As Gay Marriage Gains Ground in Nation, New Hampshire May Revoke Its Law

Reposted from the New York Times


As same-sex marriage supporters celebrate victories in Washington and Maryland this month, they are keeping a wary eye on New Hampshire, where lawmakers may soon vote to repeal the state’s two-year-old law allowing gay couples to wed.

A repeal bill appears to have a good chance of passing in the State House and Senate, which are both controlled by Republicans. The bigger question is whether they can muster enough votes to overcome a promised veto from Gov. John Lynch, a Democrat.

Based on party lines, House and Senate Republicans both have veto-proof majorities. But this is an issue where party allegiance gets muddy.

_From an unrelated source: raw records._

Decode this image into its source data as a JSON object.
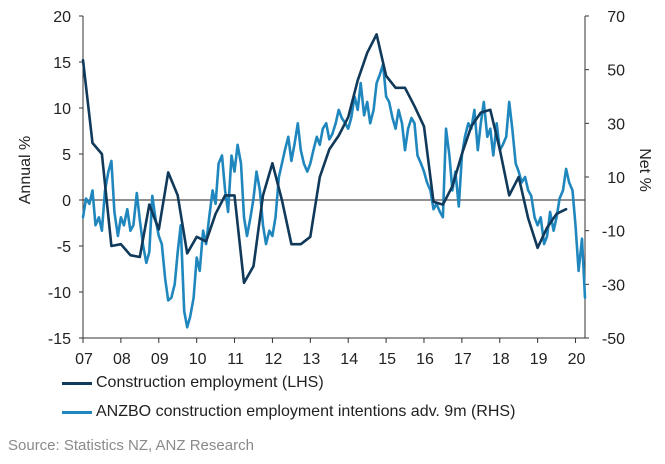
{
  "chart_data": {
    "type": "line",
    "x_range": [
      2007,
      2020.25
    ],
    "x_tick_labels": [
      "07",
      "08",
      "09",
      "10",
      "11",
      "12",
      "13",
      "14",
      "15",
      "16",
      "17",
      "18",
      "19",
      "20"
    ],
    "y_left": {
      "label": "Annual %",
      "range": [
        -15,
        20
      ],
      "ticks": [
        "20",
        "15",
        "10",
        "5",
        "0",
        "-5",
        "-10",
        "-15"
      ]
    },
    "y_right": {
      "label": "Net %",
      "range": [
        -50,
        70
      ],
      "ticks": [
        "70",
        "50",
        "30",
        "10",
        "-10",
        "-30",
        "-50"
      ]
    },
    "series": [
      {
        "name": "Construction employment (LHS)",
        "axis": "left",
        "color": "#10395a",
        "points": [
          [
            2007.0,
            15.2
          ],
          [
            2007.25,
            6.2
          ],
          [
            2007.5,
            5.0
          ],
          [
            2007.75,
            -5.0
          ],
          [
            2008.0,
            -4.8
          ],
          [
            2008.25,
            -6.0
          ],
          [
            2008.5,
            -6.2
          ],
          [
            2008.75,
            -0.5
          ],
          [
            2009.0,
            -3.2
          ],
          [
            2009.25,
            3.0
          ],
          [
            2009.5,
            0.5
          ],
          [
            2009.75,
            -5.8
          ],
          [
            2010.0,
            -4.0
          ],
          [
            2010.25,
            -4.5
          ],
          [
            2010.5,
            -1.5
          ],
          [
            2010.75,
            0.5
          ],
          [
            2011.0,
            0.5
          ],
          [
            2011.25,
            -9.0
          ],
          [
            2011.5,
            -7.2
          ],
          [
            2011.75,
            0.5
          ],
          [
            2012.0,
            4.0
          ],
          [
            2012.25,
            0.0
          ],
          [
            2012.5,
            -4.8
          ],
          [
            2012.75,
            -4.8
          ],
          [
            2013.0,
            -4.0
          ],
          [
            2013.25,
            2.5
          ],
          [
            2013.5,
            5.5
          ],
          [
            2013.75,
            7.0
          ],
          [
            2014.0,
            9.0
          ],
          [
            2014.25,
            13.0
          ],
          [
            2014.5,
            16.0
          ],
          [
            2014.75,
            18.0
          ],
          [
            2015.0,
            13.5
          ],
          [
            2015.25,
            12.2
          ],
          [
            2015.5,
            12.2
          ],
          [
            2015.75,
            10.2
          ],
          [
            2016.0,
            8.0
          ],
          [
            2016.25,
            -0.2
          ],
          [
            2016.5,
            -0.5
          ],
          [
            2016.75,
            1.5
          ],
          [
            2017.0,
            5.0
          ],
          [
            2017.25,
            8.0
          ],
          [
            2017.5,
            9.5
          ],
          [
            2017.75,
            9.8
          ],
          [
            2018.0,
            5.5
          ],
          [
            2018.25,
            0.5
          ],
          [
            2018.5,
            2.5
          ],
          [
            2018.75,
            -2.0
          ],
          [
            2019.0,
            -5.2
          ],
          [
            2019.25,
            -3.0
          ],
          [
            2019.5,
            -1.5
          ],
          [
            2019.75,
            -1.0
          ]
        ]
      },
      {
        "name": "ANZBO construction employment intentions adv. 9m (RHS)",
        "axis": "right",
        "color": "#1f87bd",
        "points": [
          [
            2007.0,
            -5
          ],
          [
            2007.08,
            2
          ],
          [
            2007.17,
            0
          ],
          [
            2007.25,
            5
          ],
          [
            2007.33,
            -8
          ],
          [
            2007.42,
            -5
          ],
          [
            2007.5,
            -10
          ],
          [
            2007.58,
            5
          ],
          [
            2007.67,
            12
          ],
          [
            2007.75,
            16
          ],
          [
            2007.83,
            -3
          ],
          [
            2007.92,
            -12
          ],
          [
            2008.0,
            -5
          ],
          [
            2008.08,
            -8
          ],
          [
            2008.17,
            -2
          ],
          [
            2008.25,
            -10
          ],
          [
            2008.33,
            -8
          ],
          [
            2008.42,
            4
          ],
          [
            2008.5,
            -6
          ],
          [
            2008.58,
            -15
          ],
          [
            2008.67,
            -22
          ],
          [
            2008.75,
            -18
          ],
          [
            2008.83,
            3
          ],
          [
            2008.92,
            -6
          ],
          [
            2009.0,
            -12
          ],
          [
            2009.08,
            -15
          ],
          [
            2009.17,
            -28
          ],
          [
            2009.25,
            -36
          ],
          [
            2009.33,
            -35
          ],
          [
            2009.42,
            -30
          ],
          [
            2009.5,
            -18
          ],
          [
            2009.58,
            -8
          ],
          [
            2009.67,
            -40
          ],
          [
            2009.75,
            -46
          ],
          [
            2009.83,
            -42
          ],
          [
            2009.92,
            -35
          ],
          [
            2010.0,
            -20
          ],
          [
            2010.08,
            -25
          ],
          [
            2010.17,
            -10
          ],
          [
            2010.25,
            -15
          ],
          [
            2010.33,
            -5
          ],
          [
            2010.42,
            5
          ],
          [
            2010.5,
            0
          ],
          [
            2010.58,
            15
          ],
          [
            2010.67,
            18
          ],
          [
            2010.75,
            5
          ],
          [
            2010.83,
            -3
          ],
          [
            2010.92,
            18
          ],
          [
            2011.0,
            12
          ],
          [
            2011.08,
            22
          ],
          [
            2011.17,
            15
          ],
          [
            2011.25,
            -5
          ],
          [
            2011.33,
            -12
          ],
          [
            2011.42,
            -5
          ],
          [
            2011.5,
            2
          ],
          [
            2011.58,
            12
          ],
          [
            2011.67,
            5
          ],
          [
            2011.75,
            -8
          ],
          [
            2011.83,
            -15
          ],
          [
            2011.92,
            -10
          ],
          [
            2012.0,
            -12
          ],
          [
            2012.08,
            -5
          ],
          [
            2012.17,
            10
          ],
          [
            2012.25,
            15
          ],
          [
            2012.33,
            20
          ],
          [
            2012.42,
            25
          ],
          [
            2012.5,
            16
          ],
          [
            2012.58,
            22
          ],
          [
            2012.67,
            30
          ],
          [
            2012.75,
            20
          ],
          [
            2012.83,
            15
          ],
          [
            2012.92,
            12
          ],
          [
            2013.0,
            15
          ],
          [
            2013.08,
            20
          ],
          [
            2013.17,
            25
          ],
          [
            2013.25,
            22
          ],
          [
            2013.33,
            28
          ],
          [
            2013.42,
            30
          ],
          [
            2013.5,
            24
          ],
          [
            2013.58,
            26
          ],
          [
            2013.67,
            30
          ],
          [
            2013.75,
            35
          ],
          [
            2013.83,
            32
          ],
          [
            2013.92,
            30
          ],
          [
            2014.0,
            28
          ],
          [
            2014.08,
            32
          ],
          [
            2014.17,
            40
          ],
          [
            2014.25,
            35
          ],
          [
            2014.33,
            45
          ],
          [
            2014.42,
            33
          ],
          [
            2014.5,
            38
          ],
          [
            2014.58,
            30
          ],
          [
            2014.67,
            35
          ],
          [
            2014.75,
            45
          ],
          [
            2014.83,
            48
          ],
          [
            2014.92,
            52
          ],
          [
            2015.0,
            40
          ],
          [
            2015.08,
            38
          ],
          [
            2015.17,
            32
          ],
          [
            2015.25,
            28
          ],
          [
            2015.33,
            35
          ],
          [
            2015.42,
            30
          ],
          [
            2015.5,
            20
          ],
          [
            2015.58,
            28
          ],
          [
            2015.67,
            32
          ],
          [
            2015.75,
            30
          ],
          [
            2015.83,
            18
          ],
          [
            2015.92,
            15
          ],
          [
            2016.0,
            12
          ],
          [
            2016.08,
            8
          ],
          [
            2016.17,
            5
          ],
          [
            2016.25,
            -2
          ],
          [
            2016.33,
            0
          ],
          [
            2016.42,
            -3
          ],
          [
            2016.5,
            -5
          ],
          [
            2016.58,
            28
          ],
          [
            2016.67,
            18
          ],
          [
            2016.75,
            5
          ],
          [
            2016.83,
            12
          ],
          [
            2016.92,
            -1
          ],
          [
            2017.0,
            18
          ],
          [
            2017.08,
            25
          ],
          [
            2017.17,
            30
          ],
          [
            2017.25,
            28
          ],
          [
            2017.33,
            35
          ],
          [
            2017.42,
            20
          ],
          [
            2017.5,
            30
          ],
          [
            2017.58,
            38
          ],
          [
            2017.67,
            25
          ],
          [
            2017.75,
            28
          ],
          [
            2017.83,
            18
          ],
          [
            2017.92,
            30
          ],
          [
            2018.0,
            20
          ],
          [
            2018.08,
            22
          ],
          [
            2018.17,
            25
          ],
          [
            2018.25,
            38
          ],
          [
            2018.33,
            28
          ],
          [
            2018.42,
            15
          ],
          [
            2018.5,
            12
          ],
          [
            2018.58,
            8
          ],
          [
            2018.67,
            10
          ],
          [
            2018.75,
            5
          ],
          [
            2018.83,
            3
          ],
          [
            2018.92,
            -5
          ],
          [
            2019.0,
            -8
          ],
          [
            2019.08,
            -5
          ],
          [
            2019.17,
            -15
          ],
          [
            2019.25,
            -12
          ],
          [
            2019.33,
            -3
          ],
          [
            2019.42,
            -10
          ],
          [
            2019.5,
            -5
          ],
          [
            2019.58,
            2
          ],
          [
            2019.67,
            5
          ],
          [
            2019.75,
            13
          ],
          [
            2019.83,
            8
          ],
          [
            2019.92,
            5
          ],
          [
            2020.0,
            -8
          ],
          [
            2020.08,
            -25
          ],
          [
            2020.17,
            -13
          ],
          [
            2020.25,
            -35
          ]
        ]
      }
    ]
  },
  "legend": [
    {
      "label": "Construction employment (LHS)",
      "color": "#10395a"
    },
    {
      "label": "ANZBO construction employment intentions adv. 9m (RHS)",
      "color": "#1f87bd"
    }
  ],
  "source": "Source: Statistics NZ, ANZ Research"
}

In a state whose “Live Free or Die” motto figures into many a policy decision, even many opponents of same-sex marriage wish the issue would just disappear. Republican lawmakers with libertarian leanings, a sizable group, seem especially unhappy to be facing a repeal vote, as well as those who maintain that cutting spending should be the legislature’s sole concern. Both groups appear worried about a backlash from their constituents.

Representative Andrew Manuse, a Republican, said in an e-mail that he would support a repeal because he objected to government “using its power to redefine a religious, social and societal institution.” But he added, “I really am not focusing on this issue.”

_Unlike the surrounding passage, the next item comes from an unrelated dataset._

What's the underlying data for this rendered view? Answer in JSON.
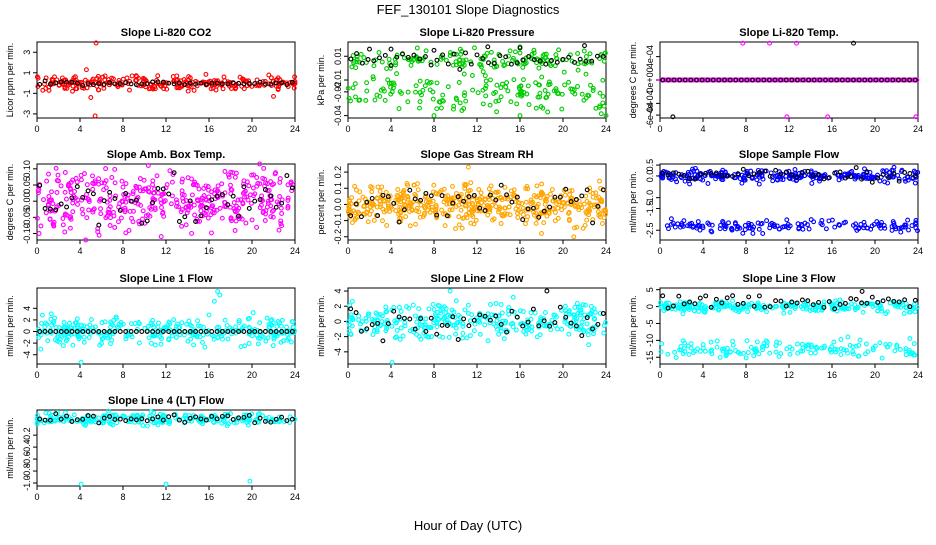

Should the repeal pass, New Hampshire would be the first state in which a legislature has reversed itself on the issue of same-sex marriage. In Maine, voters repealed a marriage law through a referendum in November 2009, shortly after the Legislature approved it. This fall, a ballot initiative will ask voters to make same-sex marriage legal again. The California Supreme Court ruled in 2008 that same-sex couples there had a right to marry, but voters banned same-sex marriage in an initiative later that year. The issue remains in court.

In a recent poll by the University of New Hampshire Survey Center, 59 percent of respondents were either strongly or somewhat opposed to repealing the law, while 32 percent said they supported repeal.

Representative David Bates, a Republican, filed the repeal bill in January 2011, shortly after Republicans took control of the legislature. But House leaders postponed a vote, saying they needed to focus on the budget. Under legislative rules, the bill must come up for a vote this year, although lawmakers could vote to table it again.

A House vote would need to take place by March 29, the deadline for the House to send its legislation to the Senate. Mr. Bates said Monday that he was working on ways to broaden the bill’s support in both chambers, like changing or removing a sentence that states, “Children can only be conceived naturally through copulation by heterosexual couples.”

“I recognize there’s things in it that some aren’t happy with,” he said, “so we’re going to change it, get it to a place where as many people as possible are comfortable with it.”

Mr. Bates dismissed the University of New Hampshire poll findings, saying, “It’s just not credible to suggest the people of New Hampshire are the aberration of the nation.”

A New York Times/CBS News poll conducted this month found that 40 percent of respondents supported same-sex marriage, while 23 percent supported civil unions for gay couples and 31 percent said there should be no legal recognition of a gay couple’s relationship.

When New Hampshire became the sixth state to approve same-sex marriage, in 2009 — following California, Connecticut, Iowa, Massachusetts and Vermont — it was not an easy feat. The law passed with close votes in both chambers, which were then under Democratic control, and with last-minute support from Governor Lynch, who had preferred civil unions.

Since then, about 1,900 same-sex couples have wed in the state. The repeal bill would not invalidate those marriages, but would allow only civil unions for gay couples moving forward.

Same-sex couples can currently marry in Connecticut, Iowa, Massachusetts, New Hampshire, New York, Vermont and the District of Columbia. Lawmakers in Washington State approved a same-sex marriage law this month, and Gov. Martin O’Malley of Maryland is poised to sign one this week, though opponents are seeking referendums to nullify both laws. New Jersey passed a similar bill this month as well, but Gov. Chris Christie, a Republican, vetoed it.

Meanwhile, voters in Minnesota will decide in November and in North Carolina in May whether to enact constitutional bans on same-sex marriage. Such bans already exist in about 30 states.

Mr. Bates said that if the repeal bill failed this year, he would not give up. Governor Lynch is leaving office at year’s end, and both Republicans who have entered the race to succeed him support repeal.

But Representative Seth Cohn, a libertarian Republican who opposes the repeal, said he thought it would in fact harm the Republicans’ chance of staying in power after 2012, whether or not it succeeds.

“They want this as an election issue,” he said of the Democrats. “I think it’s going to backlash against the Republicans who, in the face of the polls, are choosing not to believe the average person is O.K. with this situation.”